Em suma, a China transformou seu relacionamento econômico com o Panamá em “um centro estratégico” para o Hemisfério Ocidental. Dada sua pegada econômica e física, a China tem as capacidades e a infraestrutura para implantar tecnologia avançada de vigilância para conduzir espionagem industrial, bem como reunir inteligência sobre operações militares dos EUA, que o PCCh já realiza em bases de espionagem em Cuba. A base naval de Noel Rodriguez, no Panamá, por exemplo, está localizada a cerca de 5 km do porto de Balboa. Além disso, as agências de inteligência chinesas provavelmente adquiriram uma compreensão sofisticada do sistema de eclusas do canal e outros componentes operacionais. No caso de uma grande conflagração entre os Estados Unidos e a China no Indo-Pacífico, a China poderia fazer uso de seu conhecimento operacional, bem como de sua infraestrutura de uso duplo, para sabotar o canal.
Essa influência, integração e controle estrangeiros alarmaram analistas e autoridades dos EUA, entre os quais os comandantes militares dos EUA responsáveis pela proteção do Hemisfério Ocidental.

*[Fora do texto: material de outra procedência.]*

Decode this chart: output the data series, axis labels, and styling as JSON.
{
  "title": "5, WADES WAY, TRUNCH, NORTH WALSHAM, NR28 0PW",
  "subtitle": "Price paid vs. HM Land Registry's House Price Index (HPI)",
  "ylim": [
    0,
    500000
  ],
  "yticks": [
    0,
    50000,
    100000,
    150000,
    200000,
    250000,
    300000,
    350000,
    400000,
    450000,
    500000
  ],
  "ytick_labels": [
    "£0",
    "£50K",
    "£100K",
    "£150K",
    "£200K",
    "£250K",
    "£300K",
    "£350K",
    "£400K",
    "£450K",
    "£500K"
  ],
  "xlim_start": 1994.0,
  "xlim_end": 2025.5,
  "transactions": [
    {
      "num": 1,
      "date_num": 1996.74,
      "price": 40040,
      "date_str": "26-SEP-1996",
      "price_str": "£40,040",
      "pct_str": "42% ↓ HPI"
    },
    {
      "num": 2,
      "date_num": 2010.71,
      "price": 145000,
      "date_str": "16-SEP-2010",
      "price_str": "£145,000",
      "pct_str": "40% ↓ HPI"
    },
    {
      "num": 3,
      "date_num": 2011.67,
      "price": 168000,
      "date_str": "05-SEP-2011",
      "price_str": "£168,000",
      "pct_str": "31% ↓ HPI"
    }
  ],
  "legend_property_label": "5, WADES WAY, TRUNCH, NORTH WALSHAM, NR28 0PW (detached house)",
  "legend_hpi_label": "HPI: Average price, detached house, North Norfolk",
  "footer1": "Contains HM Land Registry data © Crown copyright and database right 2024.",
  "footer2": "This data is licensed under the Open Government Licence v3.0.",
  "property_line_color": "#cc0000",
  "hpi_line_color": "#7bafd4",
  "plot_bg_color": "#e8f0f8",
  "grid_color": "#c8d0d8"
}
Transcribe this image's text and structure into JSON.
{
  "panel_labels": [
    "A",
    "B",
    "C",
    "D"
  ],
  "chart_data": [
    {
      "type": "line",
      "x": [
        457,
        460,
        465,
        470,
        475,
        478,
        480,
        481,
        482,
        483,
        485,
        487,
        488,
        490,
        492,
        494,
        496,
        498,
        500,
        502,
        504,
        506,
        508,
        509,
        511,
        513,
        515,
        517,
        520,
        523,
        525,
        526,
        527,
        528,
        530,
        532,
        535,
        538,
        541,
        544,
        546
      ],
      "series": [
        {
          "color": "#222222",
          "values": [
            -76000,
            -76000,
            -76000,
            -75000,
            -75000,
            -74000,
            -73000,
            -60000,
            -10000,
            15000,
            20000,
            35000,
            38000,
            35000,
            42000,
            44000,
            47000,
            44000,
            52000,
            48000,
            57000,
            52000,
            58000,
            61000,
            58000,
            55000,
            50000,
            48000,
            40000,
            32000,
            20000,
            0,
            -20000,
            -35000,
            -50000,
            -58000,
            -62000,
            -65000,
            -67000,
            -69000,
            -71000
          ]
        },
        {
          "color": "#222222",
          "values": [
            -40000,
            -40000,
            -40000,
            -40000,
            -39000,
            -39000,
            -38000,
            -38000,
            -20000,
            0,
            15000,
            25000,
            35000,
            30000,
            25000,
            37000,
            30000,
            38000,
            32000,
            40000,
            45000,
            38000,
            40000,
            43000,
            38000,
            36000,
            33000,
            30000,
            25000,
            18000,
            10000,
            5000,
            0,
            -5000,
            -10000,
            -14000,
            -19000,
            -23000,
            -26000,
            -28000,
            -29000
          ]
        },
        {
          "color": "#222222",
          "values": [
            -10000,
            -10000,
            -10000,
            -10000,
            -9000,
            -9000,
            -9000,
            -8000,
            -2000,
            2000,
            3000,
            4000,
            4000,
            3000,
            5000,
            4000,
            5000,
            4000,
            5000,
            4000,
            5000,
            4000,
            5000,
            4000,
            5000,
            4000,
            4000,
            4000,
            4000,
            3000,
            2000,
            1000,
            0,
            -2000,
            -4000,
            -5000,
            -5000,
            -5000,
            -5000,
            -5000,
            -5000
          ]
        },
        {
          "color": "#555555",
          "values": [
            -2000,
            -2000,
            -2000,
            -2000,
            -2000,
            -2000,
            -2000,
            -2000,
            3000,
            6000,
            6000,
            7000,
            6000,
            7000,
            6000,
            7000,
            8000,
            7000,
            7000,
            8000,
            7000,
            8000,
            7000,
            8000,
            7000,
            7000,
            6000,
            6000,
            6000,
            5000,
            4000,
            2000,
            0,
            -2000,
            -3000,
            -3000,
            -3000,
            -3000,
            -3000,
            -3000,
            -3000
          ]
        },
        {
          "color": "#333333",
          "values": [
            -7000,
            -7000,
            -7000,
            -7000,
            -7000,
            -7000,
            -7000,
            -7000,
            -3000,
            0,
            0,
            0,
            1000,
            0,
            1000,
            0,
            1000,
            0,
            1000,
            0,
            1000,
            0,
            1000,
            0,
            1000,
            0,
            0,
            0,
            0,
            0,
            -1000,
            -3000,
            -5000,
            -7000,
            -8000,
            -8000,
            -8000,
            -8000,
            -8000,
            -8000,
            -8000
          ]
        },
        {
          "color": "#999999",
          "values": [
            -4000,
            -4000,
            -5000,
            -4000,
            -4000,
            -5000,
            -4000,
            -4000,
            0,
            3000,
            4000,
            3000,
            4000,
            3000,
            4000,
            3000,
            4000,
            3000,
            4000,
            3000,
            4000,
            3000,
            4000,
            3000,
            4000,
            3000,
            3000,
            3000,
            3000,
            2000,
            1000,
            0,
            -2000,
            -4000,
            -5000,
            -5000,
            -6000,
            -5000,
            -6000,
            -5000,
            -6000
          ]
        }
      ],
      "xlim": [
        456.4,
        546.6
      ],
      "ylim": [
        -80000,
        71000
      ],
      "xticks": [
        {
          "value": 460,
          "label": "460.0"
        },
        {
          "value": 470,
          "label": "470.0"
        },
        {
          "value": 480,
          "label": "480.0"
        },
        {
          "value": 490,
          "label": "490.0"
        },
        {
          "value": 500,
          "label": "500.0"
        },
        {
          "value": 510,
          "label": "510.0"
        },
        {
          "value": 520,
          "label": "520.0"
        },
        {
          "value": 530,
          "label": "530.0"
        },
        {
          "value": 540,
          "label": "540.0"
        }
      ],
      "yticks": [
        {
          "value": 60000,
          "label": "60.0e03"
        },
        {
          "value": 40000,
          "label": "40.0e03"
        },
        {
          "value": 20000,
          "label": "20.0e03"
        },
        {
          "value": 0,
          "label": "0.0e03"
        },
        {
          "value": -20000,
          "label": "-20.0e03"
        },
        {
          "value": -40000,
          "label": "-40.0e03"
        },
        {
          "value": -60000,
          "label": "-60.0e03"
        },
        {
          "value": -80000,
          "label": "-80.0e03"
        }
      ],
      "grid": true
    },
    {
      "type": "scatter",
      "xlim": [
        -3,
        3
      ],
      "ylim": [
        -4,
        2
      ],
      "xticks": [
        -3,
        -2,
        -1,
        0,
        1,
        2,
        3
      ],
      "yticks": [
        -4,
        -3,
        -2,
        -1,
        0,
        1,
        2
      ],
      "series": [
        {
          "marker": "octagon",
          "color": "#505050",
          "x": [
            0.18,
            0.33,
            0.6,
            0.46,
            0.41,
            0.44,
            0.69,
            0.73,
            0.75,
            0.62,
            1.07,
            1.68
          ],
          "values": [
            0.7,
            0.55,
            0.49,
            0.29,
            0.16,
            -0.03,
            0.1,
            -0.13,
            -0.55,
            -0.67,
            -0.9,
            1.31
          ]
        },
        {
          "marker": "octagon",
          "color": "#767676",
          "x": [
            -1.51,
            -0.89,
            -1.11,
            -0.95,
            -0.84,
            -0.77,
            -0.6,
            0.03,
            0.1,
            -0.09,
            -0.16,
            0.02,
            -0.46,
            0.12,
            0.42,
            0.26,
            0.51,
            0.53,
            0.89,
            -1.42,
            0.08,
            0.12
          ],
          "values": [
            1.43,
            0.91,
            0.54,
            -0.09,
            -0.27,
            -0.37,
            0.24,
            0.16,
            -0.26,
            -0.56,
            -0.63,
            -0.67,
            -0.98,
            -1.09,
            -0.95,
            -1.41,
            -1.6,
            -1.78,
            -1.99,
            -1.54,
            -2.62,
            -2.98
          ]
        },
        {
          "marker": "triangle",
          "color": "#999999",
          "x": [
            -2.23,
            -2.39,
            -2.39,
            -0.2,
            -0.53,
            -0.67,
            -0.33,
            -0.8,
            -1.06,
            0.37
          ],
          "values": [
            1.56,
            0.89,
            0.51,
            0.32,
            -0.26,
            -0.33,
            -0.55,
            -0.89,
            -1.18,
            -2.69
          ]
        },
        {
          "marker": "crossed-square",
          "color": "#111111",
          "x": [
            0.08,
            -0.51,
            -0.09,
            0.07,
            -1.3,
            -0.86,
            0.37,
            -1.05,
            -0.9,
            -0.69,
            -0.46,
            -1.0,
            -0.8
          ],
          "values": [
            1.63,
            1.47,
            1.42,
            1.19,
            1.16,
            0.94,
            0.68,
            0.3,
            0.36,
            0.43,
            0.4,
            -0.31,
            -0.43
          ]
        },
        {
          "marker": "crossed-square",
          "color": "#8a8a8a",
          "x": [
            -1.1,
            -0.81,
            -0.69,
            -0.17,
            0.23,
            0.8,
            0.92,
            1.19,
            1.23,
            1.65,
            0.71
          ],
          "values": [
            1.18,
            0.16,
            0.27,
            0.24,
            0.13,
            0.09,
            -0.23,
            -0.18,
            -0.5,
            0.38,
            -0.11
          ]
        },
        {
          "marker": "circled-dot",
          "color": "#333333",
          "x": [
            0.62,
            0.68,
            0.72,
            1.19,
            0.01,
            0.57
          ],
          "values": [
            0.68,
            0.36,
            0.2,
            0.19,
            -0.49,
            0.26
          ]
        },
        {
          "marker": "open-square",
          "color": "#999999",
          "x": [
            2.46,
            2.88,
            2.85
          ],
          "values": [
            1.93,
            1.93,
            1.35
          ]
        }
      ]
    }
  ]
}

Durante a administração Biden, a General Laura Richardson, então comandante do Comando Sul dos EUA, alertou consistentemente sobre a probabilidade de a China atualizar empresas estatais ao redor do canal para instalações militares. Em março de 2024, Richardson informou ao Comitê de Serviços Armados da Câmara que a China busca instalações adicionais de uso duplo adjacentes ao canal em escala e ritmo. “No Panamá”, ela disse, “empresas estatais (SOEs) controladas pela RPC continuam a licitar projetos relacionados ao Canal do Panamá — um ponto de estrangulamento estratégico global”. Seu sucessor recente, o Almirante Alvin Holsey, reconhece o perigo de forma semelhante, prometendo proteger o canal.
Mesmo antes de se tornar o principal diplomata da nação, o Secretário de Estado Marco Rubio considerou a situação insustentável, testemunhando em sua audiência de confirmação em janeiro que a capacidade da China de fechar o canal "é uma ameaça direta ao interesse nacional na segurança dos Estados Unidos". Após fazer seu juramento, Rubio explicou em uma entrevista que, como Hutchinson não é funcionalmente autônomo do governo chinês, o PCCh poderia usar os portos de Balboa e Cristóbal para fechar o canal em meio a um conflito. "Não tenho dúvidas de que eles têm planejamento de contingência para fazer isso", disse Rubio. "E", ele continuou, "é minha opinião que isso é uma violação do acordo do tratado".
Trump resolveu abordar essa ameaça clara e presente ao canal. Sua estratégia está de acordo com a estrutura legal que prevê a neutralidade e a defesa do canal. O Artigo IV do Tratado Relativo à Neutralidade Permanente e Operação do Canal do Panamá estabelece que o canal “permanecerá permanentemente neutro”. Para manter essa neutralidade, Trump falou alto e brandiu um grande porrete em busca de uma resolução diplomática.